Acuarela de niños pescando
Era también divertido ir a buscar caramujos (caracoles de mar), había que distinguirlos de otros que por lo que fuera, no eran los buenos según nos había adiestrado mi madre. Era muy divertido recolectar en el cubito de siempre los caracoles riquísimos.

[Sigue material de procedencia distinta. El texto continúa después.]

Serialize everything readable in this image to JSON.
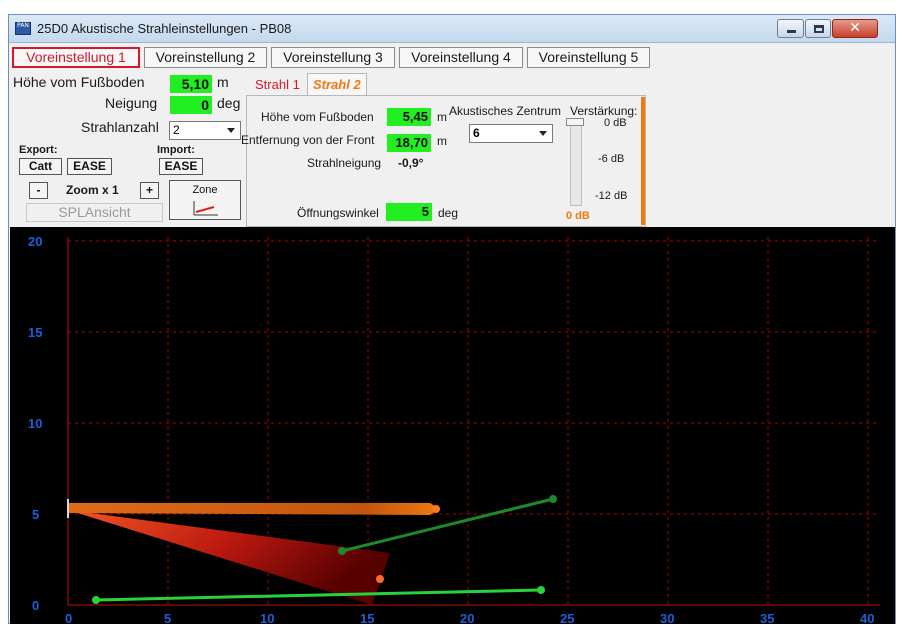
{
  "window": {
    "icon_text": "PAN",
    "title": "25D0 Akustische Strahleinstellungen -  PB08"
  },
  "presets": [
    "Voreinstellung 1",
    "Voreinstellung 2",
    "Voreinstellung 3",
    "Voreinstellung 4",
    "Voreinstellung 5"
  ],
  "left": {
    "height_label": "Höhe vom Fußboden",
    "height_value": "5,10",
    "height_unit": "m",
    "tilt_label": "Neigung",
    "tilt_value": "0",
    "tilt_unit": "deg",
    "beams_label": "Strahlanzahl",
    "beams_value": "2",
    "export_label": "Export:",
    "export_catt": "Catt",
    "export_ease": "EASE",
    "import_label": "Import:",
    "import_ease": "EASE",
    "zoom_minus": "-",
    "zoom_label": "Zoom x 1",
    "zoom_plus": "+",
    "zone_label": "Zone",
    "spl_label": "SPLAnsicht"
  },
  "tabs": [
    "Strahl 1",
    "Strahl 2"
  ],
  "beam": {
    "height_label": "Höhe vom Fußboden",
    "height_value": "5,45",
    "height_unit": "m",
    "dist_label": "Entfernung von der Front",
    "dist_value": "18,70",
    "dist_unit": "m",
    "tilt_label": "Strahlneigung",
    "tilt_value": "-0,9°",
    "angle_label": "Öffnungswinkel",
    "angle_value": "5",
    "angle_unit": "deg",
    "center_label": "Akustisches Zentrum",
    "center_value": "6",
    "gain_label": "Verstärkung:",
    "gain_0": "0 dB",
    "gain_6": "-6 dB",
    "gain_12": "-12 dB",
    "gain_value": "0 dB"
  },
  "plot": {
    "y_ticks": [
      "20",
      "15",
      "10",
      "5",
      "0"
    ],
    "x_ticks": [
      "0",
      "5",
      "10",
      "15",
      "20",
      "25",
      "30",
      "35",
      "40"
    ]
  },
  "colors": {
    "accent_red": "#d8182a",
    "value_green": "#22ee22",
    "gain_orange": "#f07a10",
    "axis_blue": "#1c5fd8"
  }
}
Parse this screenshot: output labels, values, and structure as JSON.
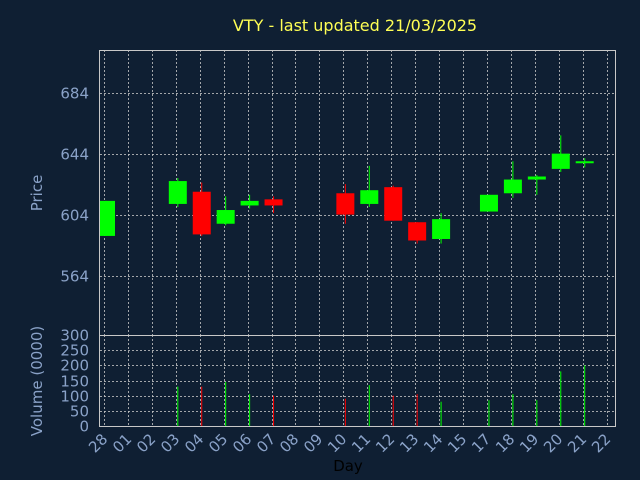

Después de cocerlos, cada una atacaba con una aguja de coser, extrayendo la deliciosa carnecilla que éstos escondían, ¡un manjar!.
Caramujos
Otro momento parado en mi memoria me lleva a otra playa de Moaña, la Junquera, en la que se marisqueaba mucho, generalmente las mareas en este arenal eran exageradas, así que cuando había una bajamar máxima, me divertía caminar a cuatro patas, y rebuscar entre la arena, un poco fangosa, los croques (berberechos) deliciosos, los abría tal cual me habían enseñado, con la ayuda de otro croque, y así en directo me los zampaba, para mí lo máximo, comer al aire libre, en directo, al tiempo que descansas bañándote y tomando el sol.
Bajamar de la Playa de la Junquera - Moaña
Se me amontonan los recuerdos: el grupo de niñas y niños de barrio que éramos usando la bicicleta para todo y bajando al mar (me suena a Verano Azul, éramos de esa generación)..... En fin muchos son los recuerdos agradables relacionados con la naturaleza que brinda esta hermosa ría.... la visión del mar, el olor tan característico a salitre, a bajamar, a marisco, …..
Este blog brotó como un canto de amor a este paisaje que tanto amo, a este telón, esta estampa, este escenario en el que me tocó nacer, y del que tan orgullosa estoy. Me siento agradecida de tener tan cerca este trozo de paraíso, y siento la necesidad de compartirlo con el mundo.